El divulgador sanitario recuerda que el calor, el sudor o dormir con mascotas pueden hacer que la ropa de cama acumule antes suciedad, ácaros y microorganismos
Cambiar las sábanas no solo tiene un impacto en la sensación de limpieza o en el aspecto del dormitorio. También influye en la higiene del lugar donde pasamos cerca de un tercio de nuestra vida. Aunque a simple vista parezcan limpias, cada noche acumulan sudor, células muertas, grasa corporal y otros residuos que terminan impregnando el tejido.
Durante los meses de verano este proceso se acelera. Las altas temperaturas favorecen una mayor sudoración mientras dormimos y la humedad crea un entorno propicio para la proliferación de ácaros y otros microorganismos.
Sobre este asunto ha hablado el farmacéutico y divulgador Álvaro Fernández en el programa Directo al Grano, de RTVE, donde explica cuál es la frecuencia más recomendable para renovar la ropa de cama y en qué casos conviene hacerlo con mayor frecuencia.
Una vez por semana, como norma general
Según señala el experto, lo recomendable es cambiar las sábanas cada siete días o, como máximo, cada diez.

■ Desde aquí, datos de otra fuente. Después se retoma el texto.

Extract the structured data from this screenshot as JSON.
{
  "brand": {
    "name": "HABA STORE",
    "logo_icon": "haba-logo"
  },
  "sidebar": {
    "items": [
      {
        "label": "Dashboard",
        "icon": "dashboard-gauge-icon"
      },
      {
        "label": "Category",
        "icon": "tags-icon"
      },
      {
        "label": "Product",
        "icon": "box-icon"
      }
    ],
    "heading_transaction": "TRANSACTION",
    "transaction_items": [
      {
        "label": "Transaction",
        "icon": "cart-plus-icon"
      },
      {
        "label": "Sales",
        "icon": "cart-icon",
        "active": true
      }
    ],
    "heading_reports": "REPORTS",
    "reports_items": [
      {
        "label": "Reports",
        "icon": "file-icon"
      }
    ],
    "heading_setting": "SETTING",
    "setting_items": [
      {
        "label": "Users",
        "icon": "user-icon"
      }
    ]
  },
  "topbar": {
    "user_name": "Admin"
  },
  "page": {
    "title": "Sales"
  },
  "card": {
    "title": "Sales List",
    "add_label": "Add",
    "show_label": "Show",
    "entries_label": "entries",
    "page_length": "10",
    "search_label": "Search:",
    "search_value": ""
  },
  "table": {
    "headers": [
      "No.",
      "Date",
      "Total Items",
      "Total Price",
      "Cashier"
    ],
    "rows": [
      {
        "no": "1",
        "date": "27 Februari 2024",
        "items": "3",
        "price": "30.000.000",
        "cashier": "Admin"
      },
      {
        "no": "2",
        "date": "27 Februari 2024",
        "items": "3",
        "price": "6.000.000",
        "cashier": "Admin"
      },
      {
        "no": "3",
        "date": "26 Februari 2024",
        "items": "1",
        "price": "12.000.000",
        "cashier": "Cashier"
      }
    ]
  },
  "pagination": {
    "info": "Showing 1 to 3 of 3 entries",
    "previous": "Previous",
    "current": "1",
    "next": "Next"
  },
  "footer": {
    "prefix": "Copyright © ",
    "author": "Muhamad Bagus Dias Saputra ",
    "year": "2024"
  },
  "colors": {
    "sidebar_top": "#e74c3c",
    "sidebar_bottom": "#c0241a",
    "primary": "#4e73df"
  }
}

Sin embargo, insiste en que esta recomendación no sirve para todo el mundo. "Hay matices importantes", advierte.
Fernández explica que quienes duermen con perros o gatos deberían renovar las sábanas con mayor frecuencia, ya que el pelo, la suciedad y los alérgenos se acumulan mucho más rápidamente sobre los tejidos.
Lo mismo ocurre con las personas que sudan abundantemente durante la noche o con quienes sienten calor incluso fuera de los meses de verano. En estos casos, el farmacéutico considera aconsejable no esperar una semana completa para cambiarlas.
Airear la cama también importa
Además del lavado periódico, el especialista recuerda la importancia de airear la cama todos los días antes de hacerla. Durante la noche se acumulan humedad, sudor y células muertas que, si quedan retenidas entre las sábanas, favorecen la aparición de ácaros y bacterias. Dejar que la ropa de cama se ventile unos minutos ayuda a eliminar parte de esa humedad y contribuye a mantener un entorno más higiénico.
"No hay nada como dormir entre sábanas limpias", resume el farmacéutico, recordando que pequeños hábitos como cambiar la ropa de cama con regularidad y ventilar el dormitorio pueden mejorar tanto la higiene como la calidad del descanso.